モノの取り引きは、供給余力も前提に価格形成が行われます。
これはナフサに限ったことではありません。
トータルで平時の平均しか供給能力がない=供給余力がないと分かっていたら、先回りして発注するのは、企業の自己防衛として当然の行動です。
円安の進行への懸念も、企業の先行発注を加速する要因になるでしょう。
こうした不安心理の高まりの結果、ナフサ不足や価格の高騰が起きているのです。
政府が「供給の目詰まり」と表現している事象の実態は、供給余力の不足なのです。
「欲しい時に欲しい量が手にはいる」という安心感が醸成されない限り、ナフサ不足は収まらないでしょう。
同じような現象は、トイレットペーパーやマスクの不足でも見られました。
トイレットペーパーやマスクについても、政府は十分に供給できると説明していました。
しかし仮に供給が十分だったとしても、トイレットペーパーやマスクが手に入らないかもしれないという不安がある限り、消費者は店頭に並んででも入手しようとします。
この場合は企業と消費者の関係ですが、企業間取引でも、基本的には不安心理に基づいて、似たような事態が発生します。
過去の需要実績に沿った供給だけでは、不安の払拭には足りないのです。
供給不足に陥った場合の対策として有効なのは、値上げするか節約するかのどちらかです。
物価高が重要な政策課題としてクローズアップされている今、政府が値上げを避けたいと考えることは理解できます。
だったら消費量を抑えればいいはずですが、政府はなぜか節約にも反対のようです。
カルビーがポテトチップスなどの主力商品を、モノクロのデザインに変更してナフサを節約しようとしたのに対し、政府は警戒感を示しました。

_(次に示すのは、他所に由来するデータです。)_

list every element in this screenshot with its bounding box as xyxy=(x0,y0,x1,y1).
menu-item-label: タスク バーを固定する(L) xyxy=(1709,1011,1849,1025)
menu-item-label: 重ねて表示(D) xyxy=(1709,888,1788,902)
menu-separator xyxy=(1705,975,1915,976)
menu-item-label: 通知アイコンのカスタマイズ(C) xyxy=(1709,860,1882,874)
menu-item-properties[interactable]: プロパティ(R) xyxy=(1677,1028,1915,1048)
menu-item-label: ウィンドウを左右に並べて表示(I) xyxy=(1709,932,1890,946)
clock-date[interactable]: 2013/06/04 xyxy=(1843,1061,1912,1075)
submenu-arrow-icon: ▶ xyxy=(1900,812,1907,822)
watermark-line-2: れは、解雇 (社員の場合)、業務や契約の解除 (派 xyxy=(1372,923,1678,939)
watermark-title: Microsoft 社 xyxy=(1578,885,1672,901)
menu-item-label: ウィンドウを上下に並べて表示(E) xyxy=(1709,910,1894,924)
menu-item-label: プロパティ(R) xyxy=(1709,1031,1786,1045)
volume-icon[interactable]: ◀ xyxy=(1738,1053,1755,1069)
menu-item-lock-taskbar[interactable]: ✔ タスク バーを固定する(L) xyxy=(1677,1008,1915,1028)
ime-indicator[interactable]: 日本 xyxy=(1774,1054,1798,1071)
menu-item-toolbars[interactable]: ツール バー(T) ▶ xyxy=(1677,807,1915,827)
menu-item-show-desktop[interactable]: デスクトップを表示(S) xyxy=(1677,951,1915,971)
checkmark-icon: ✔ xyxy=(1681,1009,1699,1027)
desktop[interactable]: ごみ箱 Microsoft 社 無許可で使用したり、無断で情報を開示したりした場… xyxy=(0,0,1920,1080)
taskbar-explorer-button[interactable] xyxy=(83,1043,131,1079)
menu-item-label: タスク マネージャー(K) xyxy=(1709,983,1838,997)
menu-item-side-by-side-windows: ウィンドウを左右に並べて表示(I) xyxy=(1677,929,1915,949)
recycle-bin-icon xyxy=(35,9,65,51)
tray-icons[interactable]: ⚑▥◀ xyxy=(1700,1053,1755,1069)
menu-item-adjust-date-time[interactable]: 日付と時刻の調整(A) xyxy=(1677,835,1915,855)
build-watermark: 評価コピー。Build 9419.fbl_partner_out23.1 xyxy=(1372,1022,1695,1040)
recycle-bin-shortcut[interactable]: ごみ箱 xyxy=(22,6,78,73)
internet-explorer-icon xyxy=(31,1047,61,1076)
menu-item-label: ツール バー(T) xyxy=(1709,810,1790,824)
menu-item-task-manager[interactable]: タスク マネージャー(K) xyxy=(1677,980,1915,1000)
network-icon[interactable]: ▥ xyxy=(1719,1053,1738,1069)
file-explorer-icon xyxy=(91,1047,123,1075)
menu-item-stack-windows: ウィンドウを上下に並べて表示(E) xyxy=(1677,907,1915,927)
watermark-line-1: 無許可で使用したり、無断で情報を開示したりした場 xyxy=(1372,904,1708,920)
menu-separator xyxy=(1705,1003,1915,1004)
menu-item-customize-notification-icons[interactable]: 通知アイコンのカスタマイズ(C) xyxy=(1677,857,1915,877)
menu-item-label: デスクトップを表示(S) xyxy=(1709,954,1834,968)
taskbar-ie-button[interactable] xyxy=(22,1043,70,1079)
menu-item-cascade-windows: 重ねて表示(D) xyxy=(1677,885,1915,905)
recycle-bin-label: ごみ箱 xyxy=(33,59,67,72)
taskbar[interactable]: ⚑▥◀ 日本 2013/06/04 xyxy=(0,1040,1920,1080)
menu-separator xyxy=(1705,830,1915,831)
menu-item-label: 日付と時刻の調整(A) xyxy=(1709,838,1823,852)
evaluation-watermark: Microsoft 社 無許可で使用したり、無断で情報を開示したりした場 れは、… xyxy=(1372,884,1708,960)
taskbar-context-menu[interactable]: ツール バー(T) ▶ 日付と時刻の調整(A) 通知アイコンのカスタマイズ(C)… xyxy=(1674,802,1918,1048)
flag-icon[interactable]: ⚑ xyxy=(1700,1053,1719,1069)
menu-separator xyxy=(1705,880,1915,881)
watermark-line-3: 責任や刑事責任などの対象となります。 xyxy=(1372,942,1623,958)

カルビーの節約行動が、ナフサ不足の不安を煽ることを心配したとされています。
しかしナフサ不足の不安が既に存在する以上、節約によってこの不安を和らげる方が得策でしょう。
カルビーは商品の安定供給を続けるため、当然の企業努力をしたまでです。
報道によると、カルビーの対応を「過剰反応」「売名行為」などと批判とする声が、官邸の一部から上がっているそうです。
これが仮に事実だとしたら、カルビーを責めるのは完全にお門違いです。
ナフサ不足の根本原因が中東情勢の悪化にあることは論を待ちません。
ただ、政府の市場経済に対する理解不足と対応の誤りが、事態をさらに悪化させたのは間違いありません。
決して身近な商品とは言えないナフサ不足が、これほどの大問題に発展したのは、考えてみれば不思議なことです。
企業や消費者の不安を理解し、適切な対応=節約を呼び掛ければ、事態はもう少し沈静化するはずです。